Background Contrast medium–enhanced magnetic resonance images of acute, reperfused infarcts have shown hypoenhanced and hyperenhanced regions in areas of injured myocardium. The precise mechanisms that lead to these altered enhancement patterns are unknown. This study was designed to evaluate possible mechanisms and to relate altered enhancement patterns to myocardial perfusion and viability.

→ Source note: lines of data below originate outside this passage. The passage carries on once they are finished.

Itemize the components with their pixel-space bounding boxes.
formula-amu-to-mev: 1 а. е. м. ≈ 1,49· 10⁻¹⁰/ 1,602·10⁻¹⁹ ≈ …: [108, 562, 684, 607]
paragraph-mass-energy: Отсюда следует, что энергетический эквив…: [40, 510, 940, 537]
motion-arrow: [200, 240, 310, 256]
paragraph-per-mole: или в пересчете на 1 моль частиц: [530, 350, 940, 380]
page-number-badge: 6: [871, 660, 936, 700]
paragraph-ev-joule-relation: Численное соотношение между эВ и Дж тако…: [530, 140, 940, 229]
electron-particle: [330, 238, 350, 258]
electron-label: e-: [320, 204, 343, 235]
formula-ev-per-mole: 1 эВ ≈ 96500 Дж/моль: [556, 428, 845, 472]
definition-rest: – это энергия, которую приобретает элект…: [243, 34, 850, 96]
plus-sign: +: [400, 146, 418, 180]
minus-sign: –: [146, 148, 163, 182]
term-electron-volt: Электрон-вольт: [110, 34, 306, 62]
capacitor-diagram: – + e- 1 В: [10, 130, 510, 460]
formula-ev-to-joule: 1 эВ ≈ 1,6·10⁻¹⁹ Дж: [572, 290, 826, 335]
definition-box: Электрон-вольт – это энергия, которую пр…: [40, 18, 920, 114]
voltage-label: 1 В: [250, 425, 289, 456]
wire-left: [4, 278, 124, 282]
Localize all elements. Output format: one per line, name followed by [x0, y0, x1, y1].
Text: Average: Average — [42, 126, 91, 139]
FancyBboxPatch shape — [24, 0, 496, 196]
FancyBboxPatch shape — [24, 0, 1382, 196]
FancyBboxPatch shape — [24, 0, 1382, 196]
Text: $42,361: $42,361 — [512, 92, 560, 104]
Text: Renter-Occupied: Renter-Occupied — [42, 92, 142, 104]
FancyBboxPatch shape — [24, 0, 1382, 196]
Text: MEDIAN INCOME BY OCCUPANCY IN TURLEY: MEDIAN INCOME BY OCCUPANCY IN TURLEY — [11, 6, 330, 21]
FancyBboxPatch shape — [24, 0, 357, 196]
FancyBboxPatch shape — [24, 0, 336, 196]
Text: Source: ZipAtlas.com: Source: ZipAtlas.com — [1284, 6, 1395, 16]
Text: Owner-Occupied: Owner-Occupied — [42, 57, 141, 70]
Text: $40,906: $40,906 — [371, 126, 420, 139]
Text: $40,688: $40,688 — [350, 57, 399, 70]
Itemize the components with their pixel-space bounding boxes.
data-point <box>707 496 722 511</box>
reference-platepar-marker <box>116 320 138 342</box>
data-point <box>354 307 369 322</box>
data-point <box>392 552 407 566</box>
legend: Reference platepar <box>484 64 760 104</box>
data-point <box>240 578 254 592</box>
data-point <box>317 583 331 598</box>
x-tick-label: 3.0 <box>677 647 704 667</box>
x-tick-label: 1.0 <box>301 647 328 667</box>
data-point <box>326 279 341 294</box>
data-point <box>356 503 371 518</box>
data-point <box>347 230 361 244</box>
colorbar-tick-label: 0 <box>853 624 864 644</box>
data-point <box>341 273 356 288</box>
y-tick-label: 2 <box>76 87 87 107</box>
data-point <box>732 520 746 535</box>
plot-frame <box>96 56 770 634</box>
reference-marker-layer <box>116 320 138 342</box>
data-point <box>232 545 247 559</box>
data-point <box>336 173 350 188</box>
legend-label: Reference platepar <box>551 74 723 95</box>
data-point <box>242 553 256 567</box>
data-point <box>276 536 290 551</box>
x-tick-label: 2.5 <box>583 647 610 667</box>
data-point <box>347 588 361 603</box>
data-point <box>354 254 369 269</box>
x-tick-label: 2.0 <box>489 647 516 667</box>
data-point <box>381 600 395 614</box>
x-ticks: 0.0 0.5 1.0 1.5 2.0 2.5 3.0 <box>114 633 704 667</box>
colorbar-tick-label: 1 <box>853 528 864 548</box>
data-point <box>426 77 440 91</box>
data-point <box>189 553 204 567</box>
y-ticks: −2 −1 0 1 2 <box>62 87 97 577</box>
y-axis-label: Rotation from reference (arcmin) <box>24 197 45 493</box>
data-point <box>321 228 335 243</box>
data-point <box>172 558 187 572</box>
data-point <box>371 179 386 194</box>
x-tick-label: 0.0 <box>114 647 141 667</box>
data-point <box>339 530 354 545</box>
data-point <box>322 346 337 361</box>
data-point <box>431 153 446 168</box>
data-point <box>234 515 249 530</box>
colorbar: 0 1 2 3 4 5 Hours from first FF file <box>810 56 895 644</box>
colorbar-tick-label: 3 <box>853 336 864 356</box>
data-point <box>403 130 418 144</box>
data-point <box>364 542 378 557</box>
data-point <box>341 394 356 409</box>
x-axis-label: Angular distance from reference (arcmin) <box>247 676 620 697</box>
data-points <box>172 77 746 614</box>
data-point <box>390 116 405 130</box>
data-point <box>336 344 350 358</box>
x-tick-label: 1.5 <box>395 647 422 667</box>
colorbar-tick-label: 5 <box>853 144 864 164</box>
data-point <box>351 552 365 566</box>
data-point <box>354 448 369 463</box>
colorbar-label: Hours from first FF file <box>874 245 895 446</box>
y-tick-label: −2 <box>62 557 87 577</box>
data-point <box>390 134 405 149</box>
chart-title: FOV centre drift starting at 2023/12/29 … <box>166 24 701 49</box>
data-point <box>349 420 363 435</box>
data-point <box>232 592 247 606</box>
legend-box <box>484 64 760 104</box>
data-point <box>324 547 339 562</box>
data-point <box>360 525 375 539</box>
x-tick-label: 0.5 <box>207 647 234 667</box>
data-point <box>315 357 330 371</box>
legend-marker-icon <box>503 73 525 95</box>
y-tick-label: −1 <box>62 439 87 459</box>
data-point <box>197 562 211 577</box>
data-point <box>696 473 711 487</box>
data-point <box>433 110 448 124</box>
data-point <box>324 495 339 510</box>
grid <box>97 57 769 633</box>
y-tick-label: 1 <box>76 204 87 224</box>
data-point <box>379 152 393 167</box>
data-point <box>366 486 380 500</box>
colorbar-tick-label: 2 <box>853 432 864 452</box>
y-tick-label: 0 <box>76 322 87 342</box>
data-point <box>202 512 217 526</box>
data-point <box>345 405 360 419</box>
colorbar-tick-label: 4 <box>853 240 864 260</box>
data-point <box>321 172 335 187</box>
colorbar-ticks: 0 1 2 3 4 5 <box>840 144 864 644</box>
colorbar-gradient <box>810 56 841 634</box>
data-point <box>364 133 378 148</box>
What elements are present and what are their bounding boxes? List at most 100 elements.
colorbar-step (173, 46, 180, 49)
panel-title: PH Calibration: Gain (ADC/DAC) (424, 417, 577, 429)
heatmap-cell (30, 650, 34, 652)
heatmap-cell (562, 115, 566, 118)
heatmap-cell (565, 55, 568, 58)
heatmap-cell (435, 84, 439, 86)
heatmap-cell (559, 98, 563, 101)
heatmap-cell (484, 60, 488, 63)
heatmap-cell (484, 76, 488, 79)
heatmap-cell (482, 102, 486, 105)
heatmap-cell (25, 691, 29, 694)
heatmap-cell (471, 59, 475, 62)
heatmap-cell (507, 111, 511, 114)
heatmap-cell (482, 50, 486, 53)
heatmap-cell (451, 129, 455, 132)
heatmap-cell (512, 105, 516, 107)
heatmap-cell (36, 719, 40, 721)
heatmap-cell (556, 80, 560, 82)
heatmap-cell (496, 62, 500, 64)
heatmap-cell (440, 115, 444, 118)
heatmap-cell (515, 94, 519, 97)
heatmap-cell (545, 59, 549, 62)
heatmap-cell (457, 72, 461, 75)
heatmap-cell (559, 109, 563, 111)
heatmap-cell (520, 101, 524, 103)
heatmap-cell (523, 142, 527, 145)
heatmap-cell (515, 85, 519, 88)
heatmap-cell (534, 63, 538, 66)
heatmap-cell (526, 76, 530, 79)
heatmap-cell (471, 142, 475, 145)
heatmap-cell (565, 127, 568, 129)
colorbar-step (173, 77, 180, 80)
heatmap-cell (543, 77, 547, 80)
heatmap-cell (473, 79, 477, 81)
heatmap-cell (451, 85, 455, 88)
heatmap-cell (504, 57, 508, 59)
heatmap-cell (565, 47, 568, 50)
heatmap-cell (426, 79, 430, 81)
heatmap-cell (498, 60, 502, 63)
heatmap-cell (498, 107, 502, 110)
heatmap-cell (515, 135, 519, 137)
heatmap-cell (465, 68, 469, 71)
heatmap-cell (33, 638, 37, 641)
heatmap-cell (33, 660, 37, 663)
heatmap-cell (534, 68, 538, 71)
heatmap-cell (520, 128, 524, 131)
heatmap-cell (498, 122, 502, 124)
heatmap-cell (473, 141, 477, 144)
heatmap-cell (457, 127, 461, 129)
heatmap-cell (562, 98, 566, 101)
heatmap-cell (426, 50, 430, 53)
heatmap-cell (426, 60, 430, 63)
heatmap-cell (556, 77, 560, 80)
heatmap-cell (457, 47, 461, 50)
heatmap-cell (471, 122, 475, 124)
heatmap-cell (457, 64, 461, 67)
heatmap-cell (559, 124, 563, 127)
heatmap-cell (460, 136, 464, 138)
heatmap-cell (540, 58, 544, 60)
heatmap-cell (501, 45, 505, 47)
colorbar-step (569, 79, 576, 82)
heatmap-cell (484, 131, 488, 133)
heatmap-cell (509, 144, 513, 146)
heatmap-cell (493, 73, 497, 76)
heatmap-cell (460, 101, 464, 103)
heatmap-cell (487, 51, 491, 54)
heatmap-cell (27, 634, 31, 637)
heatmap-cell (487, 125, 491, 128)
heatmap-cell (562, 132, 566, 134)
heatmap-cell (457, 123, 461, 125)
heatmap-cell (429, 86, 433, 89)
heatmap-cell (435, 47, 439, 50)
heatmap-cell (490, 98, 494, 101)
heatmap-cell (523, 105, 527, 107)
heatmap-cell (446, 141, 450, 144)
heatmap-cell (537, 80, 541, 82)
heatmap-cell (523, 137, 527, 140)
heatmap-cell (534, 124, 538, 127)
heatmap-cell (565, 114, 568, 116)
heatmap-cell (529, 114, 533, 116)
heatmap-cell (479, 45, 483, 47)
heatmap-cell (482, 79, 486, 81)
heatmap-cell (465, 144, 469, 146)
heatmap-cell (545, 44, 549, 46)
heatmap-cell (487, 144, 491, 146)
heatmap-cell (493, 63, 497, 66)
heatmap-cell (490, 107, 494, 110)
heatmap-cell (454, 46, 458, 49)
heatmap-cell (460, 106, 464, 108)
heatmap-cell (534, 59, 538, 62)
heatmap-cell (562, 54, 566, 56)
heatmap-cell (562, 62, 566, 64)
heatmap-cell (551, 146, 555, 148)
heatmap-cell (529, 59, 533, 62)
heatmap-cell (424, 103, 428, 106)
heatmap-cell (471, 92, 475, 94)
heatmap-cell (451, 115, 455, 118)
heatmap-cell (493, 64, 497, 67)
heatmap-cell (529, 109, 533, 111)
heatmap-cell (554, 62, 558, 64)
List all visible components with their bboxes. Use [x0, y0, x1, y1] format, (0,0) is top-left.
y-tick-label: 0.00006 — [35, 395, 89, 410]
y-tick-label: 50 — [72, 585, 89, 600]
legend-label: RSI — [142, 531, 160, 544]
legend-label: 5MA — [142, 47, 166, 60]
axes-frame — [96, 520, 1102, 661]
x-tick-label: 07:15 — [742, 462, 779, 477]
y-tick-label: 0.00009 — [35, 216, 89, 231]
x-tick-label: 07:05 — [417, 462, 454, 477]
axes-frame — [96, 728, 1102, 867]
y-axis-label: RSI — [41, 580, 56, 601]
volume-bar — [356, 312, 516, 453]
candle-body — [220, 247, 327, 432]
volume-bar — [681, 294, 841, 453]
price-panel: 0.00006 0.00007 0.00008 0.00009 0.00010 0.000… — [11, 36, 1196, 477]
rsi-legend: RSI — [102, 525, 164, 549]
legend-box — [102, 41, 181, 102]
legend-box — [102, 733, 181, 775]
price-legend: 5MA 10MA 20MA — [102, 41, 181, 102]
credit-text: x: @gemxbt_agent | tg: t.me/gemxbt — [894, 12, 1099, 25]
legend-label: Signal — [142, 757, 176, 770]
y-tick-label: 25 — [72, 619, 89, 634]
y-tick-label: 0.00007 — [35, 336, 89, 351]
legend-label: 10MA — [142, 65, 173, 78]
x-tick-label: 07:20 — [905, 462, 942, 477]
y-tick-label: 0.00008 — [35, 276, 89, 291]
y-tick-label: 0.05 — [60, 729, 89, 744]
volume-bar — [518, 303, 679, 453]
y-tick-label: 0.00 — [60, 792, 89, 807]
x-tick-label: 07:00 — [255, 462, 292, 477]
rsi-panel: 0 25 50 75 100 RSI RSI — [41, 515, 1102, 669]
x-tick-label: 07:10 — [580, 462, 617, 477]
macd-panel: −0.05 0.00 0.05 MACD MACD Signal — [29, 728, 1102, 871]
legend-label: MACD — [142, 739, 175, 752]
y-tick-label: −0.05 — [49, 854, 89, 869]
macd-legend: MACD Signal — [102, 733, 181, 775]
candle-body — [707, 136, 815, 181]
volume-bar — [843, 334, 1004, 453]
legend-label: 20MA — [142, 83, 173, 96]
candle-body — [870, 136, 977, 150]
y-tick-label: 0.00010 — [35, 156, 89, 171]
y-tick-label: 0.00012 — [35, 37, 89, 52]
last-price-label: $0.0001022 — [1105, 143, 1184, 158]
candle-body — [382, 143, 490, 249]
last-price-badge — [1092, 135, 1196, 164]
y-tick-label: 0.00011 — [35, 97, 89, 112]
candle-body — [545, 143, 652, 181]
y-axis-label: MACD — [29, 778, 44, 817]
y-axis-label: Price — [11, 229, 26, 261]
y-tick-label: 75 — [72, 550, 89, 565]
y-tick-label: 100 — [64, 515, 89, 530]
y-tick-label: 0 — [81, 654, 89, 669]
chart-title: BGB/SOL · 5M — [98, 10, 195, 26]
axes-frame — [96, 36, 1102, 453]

Methods and Results Thirteen rabbits underwent in situ coronary artery occlusion and reperfusion followed by isolated perfusion with cardioplegic solution. T1-weighted spin-echo images were acquired continuously during step changes in perfusate Gd-DTPA concentration. Regional blood flow was also measured by use of radioactive microspheres in all rabbits. There were marked differences in Gd-DTPA wash-in and washout time constants (wash-in, 0.8±0.1, 2.1±0.2, and 16.3±2.4 minutes, P<.001; washout, 1.6±0.1, 4.8±0.5, and 31.1±3.3 minutes, P<.001) in normal, infarct rim, and infarct core regions, respectively, resulting in differential enhancement of these regions. Microsphere flows in the infarct rim and core were 42.9±4.0% and 12.0±1.6% of normal myocardium and correlated well with washout time constants (r=.86, y=0.77x−0.002, P<.001), suggesting that these time constants index the severity of microvascular damage. In addition, spatial maps of washout time constants were produced. The extent of regions with abnormal time constants correlated well with triphenyltetrazolium chloride–determined infarct size (r=.94, y=0.95x+4.17, P<.001).

Conclusions In contrast-enhanced magnetic resonance images of acute, reperfused rabbit infarcts, differential image intensity is primarily due to regional differences in contrast agent wash-in and washout time constants. These regional differences in time constants also indicate the extent and severity of myocardial injury.